In these experiments, volunteer subjects’ electroencephalographic (EEG) activity and reaction
time were recorded for a paradigm of relevant, irrelevant or standard visual stimuli. The set-up
of these subjects included attaching an electrode to the back of the head in the area of the
occipital lobe and checking for good impedance (<5000 Ohms). This part of the experiment was
usually the only time we would encounter problems, usually because the connection wasn’t
solid. For the most part though, this problem was easily fixed by replacing the electrode.
Preceding the test run, the each subject was instructed and viewed each type of stimuli and
performed a practice run.
From this paradigm, the relevant and irrelevant stimuli evoked late VEP components, including
the P300, N400, late-positive (LP), and late-negative (LN) potentials that were task-specific and
well-discriminated from those of the standard stimulus. The occurrence of the N400 VEP
component, seen most prominently and often exclusively in association with the irrelevant
stimulus, was unexpected; the N400 is usually implicated in processing wherein novel or
unexpected stimuli are presented. As seen in Figure 1, the P300 and N400 amplitudes were
significantly greater in females than in males in both the relevant and irrelevant stimuli. In
addition, the P300 latencies were shorter in females than males, similar to what others have
reported. However, when compared to a similar motivation experiment, male VEPs approached
those of females.
These results indicate that the N400 can be elicited in tasks requiring symbolic processing of
irrelevant, but not unexpected, stimuli and that females process distracting information
differently than males. Furthermore, motivational significance of the stimulus/response can
modulate specific components of the VEP, perhaps via the enhancement of attentional resources.
5 µV-200 5 µV
0 400 800 1200 0 400 800 1200
TIME (ms) TIME (ms)
8 * 6
P300 N400 LP LN P300 N400 LP LN
Figure 1–The late components of the visual evoked potential are sensitive to gender. (A) This graph shows
superimposed averaged VEPs elicited by presentation of the Relevant stimulus and collapsed by gender. The
amplitude of the P300 and N400 components of the Relevant VEP waveform appear greater in females than males.
(B) This graph shows superimposed averaged VEPs produced by presentation of the Irrelevant stimulus and
collapsed by gender. The amplitude of the P300 and N400 components of the Irrelevant VEP appear greater in
females than males. (C) This graph summarizes the effects of gender on the amplitude of the VEP elicited by
presentation of the Relevant stimulus. Female P300 and N400 amplitudes were significantly greater than males. (D)

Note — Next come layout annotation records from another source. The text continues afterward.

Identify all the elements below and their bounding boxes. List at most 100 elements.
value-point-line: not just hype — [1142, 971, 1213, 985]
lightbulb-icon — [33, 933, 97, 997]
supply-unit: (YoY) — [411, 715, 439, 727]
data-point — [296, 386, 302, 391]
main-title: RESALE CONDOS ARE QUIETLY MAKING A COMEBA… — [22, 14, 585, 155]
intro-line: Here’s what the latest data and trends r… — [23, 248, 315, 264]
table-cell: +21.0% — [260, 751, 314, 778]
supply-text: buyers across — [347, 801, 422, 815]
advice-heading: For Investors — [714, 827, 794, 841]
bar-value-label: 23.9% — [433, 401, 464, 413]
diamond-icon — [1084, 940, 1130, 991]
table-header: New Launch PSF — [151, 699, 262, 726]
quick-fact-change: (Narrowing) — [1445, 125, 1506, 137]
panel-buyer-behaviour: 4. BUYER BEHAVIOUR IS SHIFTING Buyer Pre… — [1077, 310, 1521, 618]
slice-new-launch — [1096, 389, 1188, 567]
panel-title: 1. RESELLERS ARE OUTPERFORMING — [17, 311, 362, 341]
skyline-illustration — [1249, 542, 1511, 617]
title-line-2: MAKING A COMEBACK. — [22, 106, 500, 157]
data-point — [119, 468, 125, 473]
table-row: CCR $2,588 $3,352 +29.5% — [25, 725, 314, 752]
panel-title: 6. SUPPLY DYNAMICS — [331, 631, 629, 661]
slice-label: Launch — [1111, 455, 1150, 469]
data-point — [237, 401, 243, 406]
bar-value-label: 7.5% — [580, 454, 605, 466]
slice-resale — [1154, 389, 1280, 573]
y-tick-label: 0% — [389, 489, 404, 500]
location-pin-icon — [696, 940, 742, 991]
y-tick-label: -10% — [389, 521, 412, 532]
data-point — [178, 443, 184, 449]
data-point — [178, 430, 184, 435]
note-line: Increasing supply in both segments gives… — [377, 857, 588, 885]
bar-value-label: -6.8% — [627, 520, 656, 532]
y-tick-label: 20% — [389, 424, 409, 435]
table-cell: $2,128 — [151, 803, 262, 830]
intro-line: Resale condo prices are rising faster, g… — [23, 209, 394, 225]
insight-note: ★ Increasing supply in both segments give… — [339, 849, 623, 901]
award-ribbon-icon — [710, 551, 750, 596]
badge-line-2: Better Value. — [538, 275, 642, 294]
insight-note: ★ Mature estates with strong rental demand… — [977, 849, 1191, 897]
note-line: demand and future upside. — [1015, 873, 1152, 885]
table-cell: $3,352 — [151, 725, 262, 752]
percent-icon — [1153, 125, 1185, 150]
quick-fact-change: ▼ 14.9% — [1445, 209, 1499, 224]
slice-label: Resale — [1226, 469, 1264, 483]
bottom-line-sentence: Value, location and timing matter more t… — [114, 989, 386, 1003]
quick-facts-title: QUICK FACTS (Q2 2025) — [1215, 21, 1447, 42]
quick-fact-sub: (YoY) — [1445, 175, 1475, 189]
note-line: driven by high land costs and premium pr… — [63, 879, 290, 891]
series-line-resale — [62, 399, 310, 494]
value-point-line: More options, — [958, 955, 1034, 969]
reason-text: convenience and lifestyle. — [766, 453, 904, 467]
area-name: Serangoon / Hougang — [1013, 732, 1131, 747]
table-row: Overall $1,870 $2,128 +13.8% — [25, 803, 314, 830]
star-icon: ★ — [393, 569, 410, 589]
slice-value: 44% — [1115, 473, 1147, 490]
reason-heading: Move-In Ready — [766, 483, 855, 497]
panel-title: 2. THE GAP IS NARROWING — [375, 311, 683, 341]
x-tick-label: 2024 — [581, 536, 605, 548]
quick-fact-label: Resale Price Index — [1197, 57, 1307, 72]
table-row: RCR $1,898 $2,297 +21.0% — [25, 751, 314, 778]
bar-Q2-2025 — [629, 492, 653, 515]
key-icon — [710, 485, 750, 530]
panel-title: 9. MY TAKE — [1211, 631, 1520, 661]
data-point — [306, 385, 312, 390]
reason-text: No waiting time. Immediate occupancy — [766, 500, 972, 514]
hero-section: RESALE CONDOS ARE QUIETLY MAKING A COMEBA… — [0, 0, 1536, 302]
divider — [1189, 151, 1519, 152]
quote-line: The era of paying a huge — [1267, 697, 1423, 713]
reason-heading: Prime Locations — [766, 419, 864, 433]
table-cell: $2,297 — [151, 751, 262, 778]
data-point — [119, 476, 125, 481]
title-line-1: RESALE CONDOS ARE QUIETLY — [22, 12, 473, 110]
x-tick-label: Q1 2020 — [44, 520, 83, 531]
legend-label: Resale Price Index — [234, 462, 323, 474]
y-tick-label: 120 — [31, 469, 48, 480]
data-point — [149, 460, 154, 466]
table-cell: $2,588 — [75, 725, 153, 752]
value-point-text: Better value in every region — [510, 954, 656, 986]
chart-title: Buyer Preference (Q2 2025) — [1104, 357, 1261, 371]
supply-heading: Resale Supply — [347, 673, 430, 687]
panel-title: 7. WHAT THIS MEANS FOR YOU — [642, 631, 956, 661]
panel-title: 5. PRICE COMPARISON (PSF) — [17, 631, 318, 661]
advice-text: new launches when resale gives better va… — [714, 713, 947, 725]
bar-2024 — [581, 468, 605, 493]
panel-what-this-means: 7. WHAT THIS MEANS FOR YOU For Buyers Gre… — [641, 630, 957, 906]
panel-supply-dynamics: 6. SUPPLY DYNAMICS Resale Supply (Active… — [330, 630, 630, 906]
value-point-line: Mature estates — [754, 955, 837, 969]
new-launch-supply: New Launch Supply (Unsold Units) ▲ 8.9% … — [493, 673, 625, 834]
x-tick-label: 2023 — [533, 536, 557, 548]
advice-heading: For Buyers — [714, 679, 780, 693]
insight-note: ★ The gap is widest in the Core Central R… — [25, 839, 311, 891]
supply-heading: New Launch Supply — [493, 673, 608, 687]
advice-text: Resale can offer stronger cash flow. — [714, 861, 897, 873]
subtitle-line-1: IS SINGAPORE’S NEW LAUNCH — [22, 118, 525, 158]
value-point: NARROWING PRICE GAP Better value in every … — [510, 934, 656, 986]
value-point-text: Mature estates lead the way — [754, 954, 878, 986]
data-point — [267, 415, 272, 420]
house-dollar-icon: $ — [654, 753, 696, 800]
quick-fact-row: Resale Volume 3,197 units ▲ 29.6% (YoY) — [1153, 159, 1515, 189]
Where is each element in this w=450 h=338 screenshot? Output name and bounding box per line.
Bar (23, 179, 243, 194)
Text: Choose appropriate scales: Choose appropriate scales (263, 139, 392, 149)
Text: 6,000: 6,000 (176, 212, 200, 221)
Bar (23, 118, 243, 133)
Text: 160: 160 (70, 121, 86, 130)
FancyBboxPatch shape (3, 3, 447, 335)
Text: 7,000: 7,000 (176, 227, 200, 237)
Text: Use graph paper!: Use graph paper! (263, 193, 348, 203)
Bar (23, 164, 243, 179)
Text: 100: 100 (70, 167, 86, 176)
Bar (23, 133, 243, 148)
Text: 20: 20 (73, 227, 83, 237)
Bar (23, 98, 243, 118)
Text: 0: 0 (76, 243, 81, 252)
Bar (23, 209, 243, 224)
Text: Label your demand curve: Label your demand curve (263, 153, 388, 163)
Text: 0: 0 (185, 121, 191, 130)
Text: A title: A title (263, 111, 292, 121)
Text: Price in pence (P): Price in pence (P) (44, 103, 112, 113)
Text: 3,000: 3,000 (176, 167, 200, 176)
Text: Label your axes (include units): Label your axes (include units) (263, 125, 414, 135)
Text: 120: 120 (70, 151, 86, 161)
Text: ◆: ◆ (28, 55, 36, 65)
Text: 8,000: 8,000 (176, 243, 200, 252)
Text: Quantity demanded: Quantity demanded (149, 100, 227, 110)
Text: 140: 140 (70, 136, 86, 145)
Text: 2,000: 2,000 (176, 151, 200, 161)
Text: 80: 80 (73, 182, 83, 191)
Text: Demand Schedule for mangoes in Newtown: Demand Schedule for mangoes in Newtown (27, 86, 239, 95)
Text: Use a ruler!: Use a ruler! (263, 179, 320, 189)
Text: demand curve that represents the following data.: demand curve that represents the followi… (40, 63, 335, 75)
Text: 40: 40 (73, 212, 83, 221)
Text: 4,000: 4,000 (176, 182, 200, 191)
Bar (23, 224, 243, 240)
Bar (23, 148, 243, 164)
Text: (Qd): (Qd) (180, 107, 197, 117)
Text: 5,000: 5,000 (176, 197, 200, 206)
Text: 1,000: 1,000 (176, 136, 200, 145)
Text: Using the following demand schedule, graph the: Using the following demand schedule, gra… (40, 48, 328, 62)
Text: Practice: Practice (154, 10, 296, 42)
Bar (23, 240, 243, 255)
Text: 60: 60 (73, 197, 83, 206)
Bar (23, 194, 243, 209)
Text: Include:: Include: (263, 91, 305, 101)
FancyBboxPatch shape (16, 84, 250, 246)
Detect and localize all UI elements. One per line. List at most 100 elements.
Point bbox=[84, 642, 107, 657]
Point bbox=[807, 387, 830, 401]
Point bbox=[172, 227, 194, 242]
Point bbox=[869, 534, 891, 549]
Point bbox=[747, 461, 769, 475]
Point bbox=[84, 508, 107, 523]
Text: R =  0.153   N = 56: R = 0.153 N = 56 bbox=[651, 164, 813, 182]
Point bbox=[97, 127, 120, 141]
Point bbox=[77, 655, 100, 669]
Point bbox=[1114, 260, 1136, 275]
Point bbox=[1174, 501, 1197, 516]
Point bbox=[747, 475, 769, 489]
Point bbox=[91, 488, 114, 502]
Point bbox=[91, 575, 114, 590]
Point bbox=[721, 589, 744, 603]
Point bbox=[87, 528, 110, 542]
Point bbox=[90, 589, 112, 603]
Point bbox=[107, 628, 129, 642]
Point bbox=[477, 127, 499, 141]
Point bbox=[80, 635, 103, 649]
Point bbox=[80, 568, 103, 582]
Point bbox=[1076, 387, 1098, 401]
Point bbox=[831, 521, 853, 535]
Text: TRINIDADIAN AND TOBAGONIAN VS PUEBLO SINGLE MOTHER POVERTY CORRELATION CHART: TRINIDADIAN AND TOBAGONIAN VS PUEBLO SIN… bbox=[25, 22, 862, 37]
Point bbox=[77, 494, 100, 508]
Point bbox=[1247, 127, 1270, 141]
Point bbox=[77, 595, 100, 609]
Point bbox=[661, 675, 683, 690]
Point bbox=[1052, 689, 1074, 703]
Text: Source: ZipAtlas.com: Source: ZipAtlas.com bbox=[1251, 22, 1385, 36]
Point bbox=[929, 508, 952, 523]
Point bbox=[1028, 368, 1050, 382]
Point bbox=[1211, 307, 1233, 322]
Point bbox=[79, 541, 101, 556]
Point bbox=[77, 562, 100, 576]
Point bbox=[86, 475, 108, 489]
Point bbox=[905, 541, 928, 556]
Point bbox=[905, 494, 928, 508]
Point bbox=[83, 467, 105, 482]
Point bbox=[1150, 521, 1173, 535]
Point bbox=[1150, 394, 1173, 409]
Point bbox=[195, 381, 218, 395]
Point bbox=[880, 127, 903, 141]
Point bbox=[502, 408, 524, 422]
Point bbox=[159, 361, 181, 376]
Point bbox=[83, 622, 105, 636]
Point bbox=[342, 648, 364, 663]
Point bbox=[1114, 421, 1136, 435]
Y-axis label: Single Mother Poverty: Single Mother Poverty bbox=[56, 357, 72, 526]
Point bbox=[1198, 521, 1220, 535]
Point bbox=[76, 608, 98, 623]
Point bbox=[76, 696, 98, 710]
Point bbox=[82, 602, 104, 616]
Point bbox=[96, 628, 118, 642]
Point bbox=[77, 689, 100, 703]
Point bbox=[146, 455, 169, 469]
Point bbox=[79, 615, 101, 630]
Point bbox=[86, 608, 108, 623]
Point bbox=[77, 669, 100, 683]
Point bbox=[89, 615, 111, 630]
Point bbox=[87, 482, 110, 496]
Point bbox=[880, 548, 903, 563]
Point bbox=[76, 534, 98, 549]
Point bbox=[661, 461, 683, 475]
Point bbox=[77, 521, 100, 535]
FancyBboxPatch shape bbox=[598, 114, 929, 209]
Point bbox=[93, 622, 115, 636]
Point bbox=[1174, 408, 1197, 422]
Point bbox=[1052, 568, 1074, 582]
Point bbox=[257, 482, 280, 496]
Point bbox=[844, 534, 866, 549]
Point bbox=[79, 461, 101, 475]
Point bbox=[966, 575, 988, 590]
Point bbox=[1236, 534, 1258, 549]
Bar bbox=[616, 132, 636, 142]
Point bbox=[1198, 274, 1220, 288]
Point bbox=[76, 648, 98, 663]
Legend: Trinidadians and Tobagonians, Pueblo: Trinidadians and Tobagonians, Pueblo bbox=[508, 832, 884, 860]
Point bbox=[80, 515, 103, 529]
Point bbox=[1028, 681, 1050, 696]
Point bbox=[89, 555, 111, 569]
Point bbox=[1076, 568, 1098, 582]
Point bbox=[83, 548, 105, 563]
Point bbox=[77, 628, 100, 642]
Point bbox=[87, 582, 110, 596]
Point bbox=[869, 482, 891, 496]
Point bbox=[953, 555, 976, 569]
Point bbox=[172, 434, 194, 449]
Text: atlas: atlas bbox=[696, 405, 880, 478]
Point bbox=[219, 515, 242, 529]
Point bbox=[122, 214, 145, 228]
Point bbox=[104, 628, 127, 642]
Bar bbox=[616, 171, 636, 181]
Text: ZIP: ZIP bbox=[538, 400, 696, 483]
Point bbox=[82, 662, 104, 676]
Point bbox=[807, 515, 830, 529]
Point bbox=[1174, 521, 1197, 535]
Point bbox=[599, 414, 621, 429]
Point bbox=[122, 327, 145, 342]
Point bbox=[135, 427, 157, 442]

This graph summarizes the effects of gender on the amplitude of the VEP elicited by presentation of the Irrelevant
stimulus. Similarly, female P300 and N400 amplitudes were significantly greater in females than males. . Asterisks *
and ** represent significance levels 0.001<P<0.01 and P<0.001, respectively.
Ehlers, C. L., T. L. Wall, et al. (2001). "Auditory P3 findings in mission Indian youth." J Stud
Alcohol 62(5): 562-70.
Luck, S. J. and S. A. Hillyard (1994). "Electrophysiological correlates of feature analysis during
visual search." Psychophysiology 31(3): 291-308.
Mitchell, K. W., J. W. Howe, et al. (1987). "Visual evoked potentials in the older population: age
and gender effects." Clin Phys Physiol Meas 8(4): 317-24.
Salyer, D. L. (2001). Behavioral (reaction time) and electrophysiological (visual evoked
potential) evidence for a parallel-to-serial continuum of visual performance processing:
study I and study II. Psychology. Provo, Brigham Young University: 99.